The NHGRI recognizes that the successful maintenance of the system of rapid, unrestricted, pre-publication data release requires constructive behavior on the part of both sequence producers and users. Sequence producers are in a unique, central position. The community is dependent on the success of their efforts and they typically face relatively little direct competition. However, it is not possible to guarantee them the standard scientific incentive of publishing the initial analysis of the data they generate without applying restrictions that might inhibit the broadest possible use of the data by the scientific community. Accordingly, the sequence producers must recognize that even if the sequence data are occasionally used in ways that violate normal standards of scientific etiquette, unconditional release of sequence data from large-scale sequence production centers is a necessary risk set against the considerable benefits of immediate data release.
Sequence users, in turn, must accept that they have significant responsibilities consistent with standard scientific norms. Users of unpublished genomic sequence data are expected to acknowledge the source of the sequence data through the use of appropriate citations. Users also need to recognize that the sequence producers have a legitimate interest in publishing peer-reviewed reports describing and analyzing the sequence that they have produced. Data depositions in the public sequence databanks are not the equivalent of such publications. The entire scientific community can also help ensure that the system works fairly for all participants through the peer review systems of both journals and funding agencies.
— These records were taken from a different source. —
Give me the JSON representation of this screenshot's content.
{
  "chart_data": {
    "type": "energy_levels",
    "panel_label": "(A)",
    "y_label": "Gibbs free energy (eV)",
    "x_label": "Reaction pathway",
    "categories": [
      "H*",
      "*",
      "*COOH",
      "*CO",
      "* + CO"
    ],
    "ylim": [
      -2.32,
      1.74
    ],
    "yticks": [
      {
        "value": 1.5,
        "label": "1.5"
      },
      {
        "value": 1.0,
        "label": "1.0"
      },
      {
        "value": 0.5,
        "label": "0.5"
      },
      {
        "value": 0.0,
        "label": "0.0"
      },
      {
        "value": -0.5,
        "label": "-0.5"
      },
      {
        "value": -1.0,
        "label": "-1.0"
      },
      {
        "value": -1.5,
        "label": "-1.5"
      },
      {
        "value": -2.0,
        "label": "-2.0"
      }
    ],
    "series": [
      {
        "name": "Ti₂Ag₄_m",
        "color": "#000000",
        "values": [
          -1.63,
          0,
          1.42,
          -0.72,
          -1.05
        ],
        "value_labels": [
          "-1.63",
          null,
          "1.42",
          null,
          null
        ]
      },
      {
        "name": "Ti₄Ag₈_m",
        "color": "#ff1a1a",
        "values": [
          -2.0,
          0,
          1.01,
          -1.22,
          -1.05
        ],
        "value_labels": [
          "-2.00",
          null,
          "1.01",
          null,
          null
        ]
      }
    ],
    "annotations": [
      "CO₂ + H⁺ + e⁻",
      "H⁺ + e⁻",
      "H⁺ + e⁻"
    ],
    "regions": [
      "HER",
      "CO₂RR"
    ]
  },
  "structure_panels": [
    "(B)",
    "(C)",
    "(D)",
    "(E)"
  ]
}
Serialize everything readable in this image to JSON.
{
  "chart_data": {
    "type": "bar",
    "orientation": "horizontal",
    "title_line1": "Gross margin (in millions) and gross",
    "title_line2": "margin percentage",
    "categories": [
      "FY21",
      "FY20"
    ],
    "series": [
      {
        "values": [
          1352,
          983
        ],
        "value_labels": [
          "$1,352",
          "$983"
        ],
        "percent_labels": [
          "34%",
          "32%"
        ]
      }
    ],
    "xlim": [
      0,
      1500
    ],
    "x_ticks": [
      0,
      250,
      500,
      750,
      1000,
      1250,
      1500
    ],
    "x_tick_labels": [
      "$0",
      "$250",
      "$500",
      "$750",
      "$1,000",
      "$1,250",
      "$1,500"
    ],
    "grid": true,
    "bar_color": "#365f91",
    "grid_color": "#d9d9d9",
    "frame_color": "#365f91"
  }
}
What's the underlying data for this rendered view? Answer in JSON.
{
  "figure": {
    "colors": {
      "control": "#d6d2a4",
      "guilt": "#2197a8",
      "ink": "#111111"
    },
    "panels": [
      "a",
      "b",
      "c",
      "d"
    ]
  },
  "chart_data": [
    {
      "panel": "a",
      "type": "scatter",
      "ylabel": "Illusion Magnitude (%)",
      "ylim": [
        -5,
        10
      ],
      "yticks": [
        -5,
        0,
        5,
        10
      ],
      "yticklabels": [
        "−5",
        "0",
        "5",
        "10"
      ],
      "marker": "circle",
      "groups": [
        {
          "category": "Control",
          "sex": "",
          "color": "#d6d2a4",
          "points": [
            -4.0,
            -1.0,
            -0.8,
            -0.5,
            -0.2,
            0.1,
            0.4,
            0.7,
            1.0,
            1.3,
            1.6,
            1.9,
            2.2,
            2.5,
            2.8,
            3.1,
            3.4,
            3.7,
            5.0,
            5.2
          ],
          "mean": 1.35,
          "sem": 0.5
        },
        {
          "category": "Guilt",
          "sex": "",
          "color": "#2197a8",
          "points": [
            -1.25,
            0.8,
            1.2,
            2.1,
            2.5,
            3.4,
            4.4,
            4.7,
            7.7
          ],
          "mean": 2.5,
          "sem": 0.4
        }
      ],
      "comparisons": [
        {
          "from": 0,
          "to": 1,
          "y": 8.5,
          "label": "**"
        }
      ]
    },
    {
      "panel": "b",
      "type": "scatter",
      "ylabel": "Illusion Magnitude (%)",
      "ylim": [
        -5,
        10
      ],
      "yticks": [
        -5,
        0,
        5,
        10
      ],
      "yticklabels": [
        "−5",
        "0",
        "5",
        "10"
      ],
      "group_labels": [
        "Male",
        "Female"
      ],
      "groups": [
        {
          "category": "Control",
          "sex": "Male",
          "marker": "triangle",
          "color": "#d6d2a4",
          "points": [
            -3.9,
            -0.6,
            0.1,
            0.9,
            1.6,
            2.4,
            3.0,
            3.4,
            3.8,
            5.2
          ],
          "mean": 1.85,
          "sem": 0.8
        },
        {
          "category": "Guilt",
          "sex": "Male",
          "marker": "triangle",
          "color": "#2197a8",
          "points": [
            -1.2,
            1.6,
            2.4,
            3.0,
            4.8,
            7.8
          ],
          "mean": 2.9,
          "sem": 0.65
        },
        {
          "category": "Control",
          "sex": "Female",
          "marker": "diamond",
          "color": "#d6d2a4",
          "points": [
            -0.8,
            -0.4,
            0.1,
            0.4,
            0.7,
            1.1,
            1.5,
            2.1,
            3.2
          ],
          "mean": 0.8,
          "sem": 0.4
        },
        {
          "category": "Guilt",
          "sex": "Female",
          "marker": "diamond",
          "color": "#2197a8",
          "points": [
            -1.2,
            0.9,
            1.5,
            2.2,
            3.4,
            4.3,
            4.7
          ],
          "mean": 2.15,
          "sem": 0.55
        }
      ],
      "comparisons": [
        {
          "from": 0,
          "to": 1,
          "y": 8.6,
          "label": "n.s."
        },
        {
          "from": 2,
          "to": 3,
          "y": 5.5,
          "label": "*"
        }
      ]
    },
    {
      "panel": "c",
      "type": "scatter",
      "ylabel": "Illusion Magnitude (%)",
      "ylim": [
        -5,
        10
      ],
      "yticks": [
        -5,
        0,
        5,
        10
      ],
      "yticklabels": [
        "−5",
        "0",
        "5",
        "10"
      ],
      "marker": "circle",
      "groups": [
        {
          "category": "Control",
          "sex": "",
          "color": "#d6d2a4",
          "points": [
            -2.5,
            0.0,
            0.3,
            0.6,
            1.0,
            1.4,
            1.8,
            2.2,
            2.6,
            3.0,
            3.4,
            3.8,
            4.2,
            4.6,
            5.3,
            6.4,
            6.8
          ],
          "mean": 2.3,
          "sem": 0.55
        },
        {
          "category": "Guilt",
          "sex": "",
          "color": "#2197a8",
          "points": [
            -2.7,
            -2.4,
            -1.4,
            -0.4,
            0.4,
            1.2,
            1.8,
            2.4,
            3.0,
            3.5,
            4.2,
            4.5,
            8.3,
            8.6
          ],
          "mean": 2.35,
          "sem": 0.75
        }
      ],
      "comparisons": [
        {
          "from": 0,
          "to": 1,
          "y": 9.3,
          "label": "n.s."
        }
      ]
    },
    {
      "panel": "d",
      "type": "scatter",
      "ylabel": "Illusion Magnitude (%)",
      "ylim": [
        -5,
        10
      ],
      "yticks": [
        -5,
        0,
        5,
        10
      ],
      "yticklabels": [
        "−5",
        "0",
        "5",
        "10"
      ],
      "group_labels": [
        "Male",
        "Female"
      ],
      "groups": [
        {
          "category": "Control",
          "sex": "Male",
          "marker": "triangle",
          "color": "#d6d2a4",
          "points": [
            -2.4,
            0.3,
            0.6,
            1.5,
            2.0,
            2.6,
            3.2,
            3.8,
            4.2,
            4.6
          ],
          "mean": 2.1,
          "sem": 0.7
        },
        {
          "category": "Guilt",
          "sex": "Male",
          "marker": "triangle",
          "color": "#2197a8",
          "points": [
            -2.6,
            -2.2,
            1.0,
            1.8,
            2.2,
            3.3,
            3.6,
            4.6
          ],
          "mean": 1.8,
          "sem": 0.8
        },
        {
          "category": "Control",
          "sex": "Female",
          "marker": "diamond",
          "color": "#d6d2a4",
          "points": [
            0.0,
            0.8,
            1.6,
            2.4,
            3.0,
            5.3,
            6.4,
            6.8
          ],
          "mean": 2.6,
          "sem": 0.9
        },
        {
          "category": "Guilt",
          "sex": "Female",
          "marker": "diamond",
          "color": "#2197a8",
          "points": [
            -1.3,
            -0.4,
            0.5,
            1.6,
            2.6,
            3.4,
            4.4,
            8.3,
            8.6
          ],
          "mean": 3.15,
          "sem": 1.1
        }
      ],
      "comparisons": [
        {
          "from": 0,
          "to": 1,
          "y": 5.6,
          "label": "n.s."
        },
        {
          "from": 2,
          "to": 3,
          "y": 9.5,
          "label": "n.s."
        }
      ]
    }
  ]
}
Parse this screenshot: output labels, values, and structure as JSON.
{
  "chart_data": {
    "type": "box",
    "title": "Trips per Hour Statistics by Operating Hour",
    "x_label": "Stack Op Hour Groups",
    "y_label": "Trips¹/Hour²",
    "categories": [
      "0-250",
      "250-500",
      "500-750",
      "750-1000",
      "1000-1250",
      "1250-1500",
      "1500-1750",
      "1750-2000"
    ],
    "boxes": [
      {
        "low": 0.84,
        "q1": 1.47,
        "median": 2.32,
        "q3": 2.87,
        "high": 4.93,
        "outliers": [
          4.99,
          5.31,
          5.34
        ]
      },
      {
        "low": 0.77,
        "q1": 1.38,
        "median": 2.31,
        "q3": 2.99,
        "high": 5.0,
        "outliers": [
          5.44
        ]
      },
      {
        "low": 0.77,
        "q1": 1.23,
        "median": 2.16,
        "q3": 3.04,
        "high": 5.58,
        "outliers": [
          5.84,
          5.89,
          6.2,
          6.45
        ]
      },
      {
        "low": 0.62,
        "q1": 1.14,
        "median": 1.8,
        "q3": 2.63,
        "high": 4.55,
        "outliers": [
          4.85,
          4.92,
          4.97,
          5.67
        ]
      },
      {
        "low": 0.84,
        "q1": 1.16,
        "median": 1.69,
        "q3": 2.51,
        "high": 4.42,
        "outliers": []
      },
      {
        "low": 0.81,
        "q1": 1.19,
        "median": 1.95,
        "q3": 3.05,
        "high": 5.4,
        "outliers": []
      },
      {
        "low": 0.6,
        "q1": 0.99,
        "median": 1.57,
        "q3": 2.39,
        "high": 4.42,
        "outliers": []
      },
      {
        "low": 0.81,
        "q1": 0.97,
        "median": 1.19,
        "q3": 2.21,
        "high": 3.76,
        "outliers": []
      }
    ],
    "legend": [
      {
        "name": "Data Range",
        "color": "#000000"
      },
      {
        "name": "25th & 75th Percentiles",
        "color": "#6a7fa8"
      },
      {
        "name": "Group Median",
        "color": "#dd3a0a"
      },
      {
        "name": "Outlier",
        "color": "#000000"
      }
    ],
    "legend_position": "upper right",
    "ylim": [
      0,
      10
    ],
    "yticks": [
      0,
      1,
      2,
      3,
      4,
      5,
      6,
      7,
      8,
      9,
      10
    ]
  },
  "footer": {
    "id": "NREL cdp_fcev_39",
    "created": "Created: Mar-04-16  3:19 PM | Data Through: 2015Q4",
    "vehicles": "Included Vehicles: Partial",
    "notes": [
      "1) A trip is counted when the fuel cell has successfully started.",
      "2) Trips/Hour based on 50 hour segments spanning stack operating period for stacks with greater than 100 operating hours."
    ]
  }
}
The NHGRI will encourage the sequence producers to publish a project description for each new genome sequencing project, beginning with new projects initiated in 2003. The purpose of the project description, which will be a new type of scientific publication, is to inform the scientific community about the sequencing project at its inception, and to provide a citation that can be used to reference the source of the sequence. A project description should describe the plans for and scope of the project, as well as any analyses that the sequence producer intends to undertake. It should also include a timeline for sequence production goals and data release. However, the NHGRI does not consider the project description to be the equivalent of the first peer-reviewed published analysis of the results of the sequencing project.
NHGRI strongly encourages the entire scientific community to recognize that the continued success of the system of pre-publication data release requires active community-wide support. There should be no restrictions on the use of the genomic sequence data, but the best interests of the community are served when all act responsibly to promote the highest standards of respect for the scientific contribution of others.
Other Community Resource Projects
Large resource data sets are becoming an increasingly critical component of biomedical and biological research and, as such, will be more frequently produced specifically as community resources. NHGRI will encourage, as an integral component of the development of the new community resources it will support, planners and participants to devise appropriate approaches to implement the principle and achieve the advantages of rapid pre-publication data release. While addressing important considerations as data quality standards, data storage and dissemination modes, protection from parasitic intellectual property claims, and producer and user interests, the development of effective means to achieve the objectives of the community resource concept will maximize the benefit to the entire scientific community and to research.